Functional food marketing can help breathe new life into an established brand. But there are risks.
One of the most daring brands has been POM Wonderful. Aside from the FDA warning, POM caught flak in the UK from the Advertising Standards Authority for it’s “Cheat death” ad, featuring a POM bottle wearing a broken noose.
Yet beyond the regulatory question, I think there’s also a brand fit question. How far can a brand stretch into heavy-duty health claim territory without turning off its core audience?

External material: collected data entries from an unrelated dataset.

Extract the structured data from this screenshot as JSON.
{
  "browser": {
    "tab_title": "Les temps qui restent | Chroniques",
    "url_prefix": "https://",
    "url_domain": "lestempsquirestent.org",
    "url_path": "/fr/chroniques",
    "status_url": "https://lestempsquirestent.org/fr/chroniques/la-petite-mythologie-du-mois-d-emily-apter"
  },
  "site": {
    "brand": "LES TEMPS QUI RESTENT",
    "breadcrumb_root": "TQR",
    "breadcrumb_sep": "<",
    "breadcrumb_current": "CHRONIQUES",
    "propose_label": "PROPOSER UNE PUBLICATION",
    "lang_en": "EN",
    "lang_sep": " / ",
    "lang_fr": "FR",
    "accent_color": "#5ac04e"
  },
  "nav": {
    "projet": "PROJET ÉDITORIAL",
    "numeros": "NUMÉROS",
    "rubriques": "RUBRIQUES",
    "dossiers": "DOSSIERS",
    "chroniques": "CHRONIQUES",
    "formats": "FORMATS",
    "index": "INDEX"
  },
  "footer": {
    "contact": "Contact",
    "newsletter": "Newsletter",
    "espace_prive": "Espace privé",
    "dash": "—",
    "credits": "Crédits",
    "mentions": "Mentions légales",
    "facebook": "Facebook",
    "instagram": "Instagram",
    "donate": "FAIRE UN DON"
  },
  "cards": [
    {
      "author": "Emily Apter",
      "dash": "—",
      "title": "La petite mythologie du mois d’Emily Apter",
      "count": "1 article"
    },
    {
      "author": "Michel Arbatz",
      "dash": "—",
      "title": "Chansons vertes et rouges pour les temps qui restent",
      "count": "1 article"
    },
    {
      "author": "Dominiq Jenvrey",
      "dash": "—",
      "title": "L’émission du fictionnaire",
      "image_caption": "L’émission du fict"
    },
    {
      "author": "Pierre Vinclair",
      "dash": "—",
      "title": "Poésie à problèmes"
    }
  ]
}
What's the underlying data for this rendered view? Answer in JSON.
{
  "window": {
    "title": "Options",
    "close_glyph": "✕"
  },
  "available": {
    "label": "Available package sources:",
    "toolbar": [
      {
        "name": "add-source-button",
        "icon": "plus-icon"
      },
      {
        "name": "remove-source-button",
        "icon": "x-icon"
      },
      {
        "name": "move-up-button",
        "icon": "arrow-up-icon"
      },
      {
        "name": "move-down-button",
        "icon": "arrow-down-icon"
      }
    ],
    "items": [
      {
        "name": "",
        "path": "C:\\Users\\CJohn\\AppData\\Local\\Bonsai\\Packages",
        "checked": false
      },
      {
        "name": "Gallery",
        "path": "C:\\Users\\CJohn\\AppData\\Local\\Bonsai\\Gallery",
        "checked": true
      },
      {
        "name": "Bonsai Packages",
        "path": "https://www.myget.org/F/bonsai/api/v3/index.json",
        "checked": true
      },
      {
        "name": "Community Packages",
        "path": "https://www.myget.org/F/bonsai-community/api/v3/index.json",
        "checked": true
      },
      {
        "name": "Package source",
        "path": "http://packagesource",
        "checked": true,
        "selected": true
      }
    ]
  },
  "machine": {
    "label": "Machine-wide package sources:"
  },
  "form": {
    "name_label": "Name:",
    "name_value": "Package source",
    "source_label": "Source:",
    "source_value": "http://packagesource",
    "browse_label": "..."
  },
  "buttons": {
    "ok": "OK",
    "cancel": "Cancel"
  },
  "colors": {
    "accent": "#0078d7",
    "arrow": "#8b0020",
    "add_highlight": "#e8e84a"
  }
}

I think it depends a lot on the brand. POM Wonderful is obviously consumed by those who know and care about the power of antioxidants in pomegranate juice. What about other food brands with a different heritage? How much permission will consumers give them to stretch in health?
When I lived in the UK, I was surprised when innocent rebranded innocent Juicy Water as This Water, stripping off the beloved innocent brand name It’s a bold move to drop the halo of a well-known brand. This Water has added sugar, and they wanted to keep the innocent brand pure and focused. I like how they included this description on the This Water website: “We’re an entrepreneurial bunch brave enough to take the innocent brand off our label”.
I think the emerging world of functional foods will prompt brand teams to ask similarly brave questions on where to draw the line.